Die Wichtelfrauen waren wieder da

Liebe Kinder,

erinnert ihr euch noch an die Sterne, die wir vor einigen Wochen mit unseren Geschenkwünschen beschrieben und abgegeben haben? Ganz unterschiedliche Sachen haben wir uns für unsere Klassen ge­wünscht: vom Jojo über einen Fuß­ball bis zu großen Brettspielen gin­gen unsere Herzenswünsche und wir alle waren ziemlich gespannt, ob sich der eine oder andere davon erfüllen würde.

Gestern war es dann endlich soweit: Frau Biko und ihre Wichtelfrauen haben uns die Geschenke gebracht. Bestimmt habt ihr die vielen großen und kleinen Päckchen in der Aula auf dem großen Gabentisch liegen sehen.

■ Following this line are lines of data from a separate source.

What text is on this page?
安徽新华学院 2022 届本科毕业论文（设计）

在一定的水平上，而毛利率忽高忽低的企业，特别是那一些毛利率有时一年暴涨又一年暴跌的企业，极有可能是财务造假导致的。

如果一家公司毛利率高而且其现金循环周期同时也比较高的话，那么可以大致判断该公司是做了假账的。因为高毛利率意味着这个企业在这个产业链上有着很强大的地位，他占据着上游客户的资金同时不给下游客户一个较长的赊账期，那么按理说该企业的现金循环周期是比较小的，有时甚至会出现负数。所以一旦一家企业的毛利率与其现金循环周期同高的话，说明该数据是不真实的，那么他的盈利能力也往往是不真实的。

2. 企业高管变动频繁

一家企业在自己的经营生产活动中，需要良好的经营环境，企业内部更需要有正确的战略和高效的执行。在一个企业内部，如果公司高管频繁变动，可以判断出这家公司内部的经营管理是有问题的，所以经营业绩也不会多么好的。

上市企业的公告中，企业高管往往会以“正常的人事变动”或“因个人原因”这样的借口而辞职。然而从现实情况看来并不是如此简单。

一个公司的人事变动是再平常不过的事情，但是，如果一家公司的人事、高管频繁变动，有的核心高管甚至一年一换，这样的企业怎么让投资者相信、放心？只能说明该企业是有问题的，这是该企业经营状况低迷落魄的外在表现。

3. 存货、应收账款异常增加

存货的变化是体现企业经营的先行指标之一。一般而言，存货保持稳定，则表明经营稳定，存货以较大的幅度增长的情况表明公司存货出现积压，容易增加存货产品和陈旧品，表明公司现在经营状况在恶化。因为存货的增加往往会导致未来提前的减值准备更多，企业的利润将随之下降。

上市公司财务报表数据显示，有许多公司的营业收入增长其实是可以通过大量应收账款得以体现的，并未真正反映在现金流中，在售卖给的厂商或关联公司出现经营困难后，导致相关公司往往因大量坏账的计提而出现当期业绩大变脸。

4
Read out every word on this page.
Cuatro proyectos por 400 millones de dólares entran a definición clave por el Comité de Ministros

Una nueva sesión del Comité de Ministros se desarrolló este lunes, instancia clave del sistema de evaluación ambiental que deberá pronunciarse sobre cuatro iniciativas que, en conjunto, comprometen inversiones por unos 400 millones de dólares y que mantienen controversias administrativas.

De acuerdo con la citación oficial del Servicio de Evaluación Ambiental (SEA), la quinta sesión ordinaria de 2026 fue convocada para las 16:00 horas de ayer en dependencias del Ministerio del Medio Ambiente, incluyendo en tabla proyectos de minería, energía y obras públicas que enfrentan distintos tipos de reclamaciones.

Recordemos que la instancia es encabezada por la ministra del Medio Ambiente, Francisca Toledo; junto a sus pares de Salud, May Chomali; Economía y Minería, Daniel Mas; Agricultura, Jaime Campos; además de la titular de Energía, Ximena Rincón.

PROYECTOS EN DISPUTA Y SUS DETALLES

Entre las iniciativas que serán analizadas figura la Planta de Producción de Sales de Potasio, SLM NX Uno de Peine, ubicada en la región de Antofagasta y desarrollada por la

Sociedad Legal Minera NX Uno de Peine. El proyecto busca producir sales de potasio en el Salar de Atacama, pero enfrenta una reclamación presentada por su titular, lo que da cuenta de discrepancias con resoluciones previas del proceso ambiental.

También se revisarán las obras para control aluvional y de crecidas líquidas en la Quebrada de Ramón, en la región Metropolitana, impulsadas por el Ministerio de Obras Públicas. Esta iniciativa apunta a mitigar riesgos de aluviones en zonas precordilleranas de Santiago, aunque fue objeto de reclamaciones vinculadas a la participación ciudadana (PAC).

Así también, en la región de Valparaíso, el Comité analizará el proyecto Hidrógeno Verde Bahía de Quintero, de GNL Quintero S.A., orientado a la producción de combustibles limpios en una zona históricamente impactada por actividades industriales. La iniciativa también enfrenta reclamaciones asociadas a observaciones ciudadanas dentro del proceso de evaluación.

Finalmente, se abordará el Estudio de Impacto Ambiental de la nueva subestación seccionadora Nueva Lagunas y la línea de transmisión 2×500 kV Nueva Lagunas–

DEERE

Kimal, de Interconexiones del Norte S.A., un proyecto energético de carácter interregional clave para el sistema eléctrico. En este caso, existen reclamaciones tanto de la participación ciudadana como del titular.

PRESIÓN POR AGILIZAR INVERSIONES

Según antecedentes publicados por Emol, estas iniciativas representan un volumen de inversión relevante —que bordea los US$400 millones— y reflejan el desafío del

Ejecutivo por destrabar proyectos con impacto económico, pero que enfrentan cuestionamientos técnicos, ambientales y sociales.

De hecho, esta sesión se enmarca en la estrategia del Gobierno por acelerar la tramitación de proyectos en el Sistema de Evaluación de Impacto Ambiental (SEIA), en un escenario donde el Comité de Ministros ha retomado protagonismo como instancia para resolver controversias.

In der zweiten Stunde versammel­ten sich alle zweiten Schuljahre in der Aula.
Frau Duensing, Frau Stecken­born und Herr Blazejewski haben zu­sammen eine Weihnachtsge­schichte vom kleinen Michel vor­gelesen. Die Tigerklasse von Frau Nilius hat ein Weihnachtslied vor­gesungen.

Es war wunderschön, aber auch sehr schwer, die verlo­ckenden und schön weihnachtlich eingepackten Ge­schenke nicht anzufassen.

Ganz zum Schluss haben die Schüle­rinnen und Schüler die Weihnachts­geschenke von Frau Biko und ihren Wichtelfrauen überreicht bekom­men. Alle haben sich sehr gefreut und sich ganz laut bedankt.

Damit auch wirklich jede Klasse die Geschenke bekam, die sie sich ge­wünscht hatte, haben Frau Kaperlat-Fuß und einige andere Helferinnen die Päckchen in alle Klassen verteilt.

Schließlich wurden die Spiele ge­spannt und neugierig ausgepackt. Die Freude war groß, als wir sahen, dass fast alle unsere Wünsche in Erfüllung gegangen sind.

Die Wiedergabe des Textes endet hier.